By MATTHEW GOOD
Over the course of the past several weeks, divestment has reemerged as a forefront issue on several college campuses. Student advocacy groups like DivestUMW here at the University of Mary Washington seek college administrations to remove institutions’ investments in fossil fuel companies. However, I argue, they fail to completely consider the consequences of their demands.
Many students’ educations are funded in part by the returns of their parents’ portfolios. I’m sure there are members of DivestUMW who are a part of that demographic, and the likelihood of said portfolios containing companies like Exxon Mobil is very high. The simple truth: it works. Investments in energy and other fossil fuel-related companies have traditionally yielded large returns, making them a staple in the books of citizens, colleges, and other organizations.
This money has allowed for scholarships, projects, and countless other improvements that otherwise would not have been possible. Personally, a sizable percentage of my college fund is a result of direct and indirect investments in fossil fuels by my parents and their broker. Why is the focus solely on institutional divestment and not individual? Is it just easier to have the University take the responsibility of an issue that we should all bear?
With current oil prices, it may be easy to rationalize a relatively painless process for the University to divest, but with a lack of readily available information as to the size and scope of current investments from the University or the UMW Foundation, the impacts could be grossly underestimated.
As with many extra or unforeseen expenditures experienced by colleges, tuition hikes, additional fees and program reductions are endured by students in order to balance the books. This begs the question, are we prepared to make college less affordable if it means assuaging our consciences?

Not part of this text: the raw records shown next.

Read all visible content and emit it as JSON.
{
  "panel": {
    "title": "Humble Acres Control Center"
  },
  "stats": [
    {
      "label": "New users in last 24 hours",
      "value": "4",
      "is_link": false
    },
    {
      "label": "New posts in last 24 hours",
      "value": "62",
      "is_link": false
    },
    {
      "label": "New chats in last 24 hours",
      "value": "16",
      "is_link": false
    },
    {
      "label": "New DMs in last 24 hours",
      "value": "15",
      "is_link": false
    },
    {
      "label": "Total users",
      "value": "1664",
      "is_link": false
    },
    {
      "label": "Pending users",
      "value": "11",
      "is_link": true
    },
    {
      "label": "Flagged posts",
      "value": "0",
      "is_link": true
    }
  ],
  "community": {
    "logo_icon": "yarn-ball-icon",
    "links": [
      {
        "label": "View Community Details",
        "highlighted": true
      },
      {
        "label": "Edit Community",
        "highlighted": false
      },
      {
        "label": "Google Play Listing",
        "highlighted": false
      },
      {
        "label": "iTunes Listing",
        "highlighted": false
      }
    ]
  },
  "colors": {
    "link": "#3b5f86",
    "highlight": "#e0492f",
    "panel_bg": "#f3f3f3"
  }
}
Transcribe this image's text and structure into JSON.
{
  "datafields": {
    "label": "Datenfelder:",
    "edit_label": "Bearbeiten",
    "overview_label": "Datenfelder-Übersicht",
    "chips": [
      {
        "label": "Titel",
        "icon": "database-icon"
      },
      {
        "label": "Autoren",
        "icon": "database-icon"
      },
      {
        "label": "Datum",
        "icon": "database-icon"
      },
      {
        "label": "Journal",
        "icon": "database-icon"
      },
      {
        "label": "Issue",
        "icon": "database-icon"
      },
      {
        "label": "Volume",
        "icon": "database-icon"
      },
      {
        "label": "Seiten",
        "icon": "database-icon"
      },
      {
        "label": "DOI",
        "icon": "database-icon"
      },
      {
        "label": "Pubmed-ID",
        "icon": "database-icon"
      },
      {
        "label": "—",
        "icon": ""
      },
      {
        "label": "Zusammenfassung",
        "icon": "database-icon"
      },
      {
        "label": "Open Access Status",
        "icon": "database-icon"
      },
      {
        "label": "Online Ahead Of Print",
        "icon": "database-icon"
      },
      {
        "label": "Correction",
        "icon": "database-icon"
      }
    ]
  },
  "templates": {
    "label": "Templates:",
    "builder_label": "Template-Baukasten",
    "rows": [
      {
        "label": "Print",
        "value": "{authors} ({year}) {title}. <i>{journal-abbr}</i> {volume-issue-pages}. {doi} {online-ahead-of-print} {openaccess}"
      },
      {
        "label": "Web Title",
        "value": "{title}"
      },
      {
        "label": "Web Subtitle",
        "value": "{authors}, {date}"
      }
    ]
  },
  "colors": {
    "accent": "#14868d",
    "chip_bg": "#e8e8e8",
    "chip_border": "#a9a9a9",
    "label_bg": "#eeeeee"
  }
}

I wholeheartedly agree that we as a society need to break our dependence on fossil fuels, and fast, but nothing can be accomplished with heavy rhetoric and no plan. Meaningful change comes from the bottom-up, not the top-down. I would suggest that DivestUMW and the entire Mary Washington body direct their passions into reducing consumption, increasing efficiency, and making smarter environmental decisions.
If divestment turns out to be a part of that plan, it should be undertaken with the utmost of confidence that it is the right decision, and that it is making changes for the better for the university.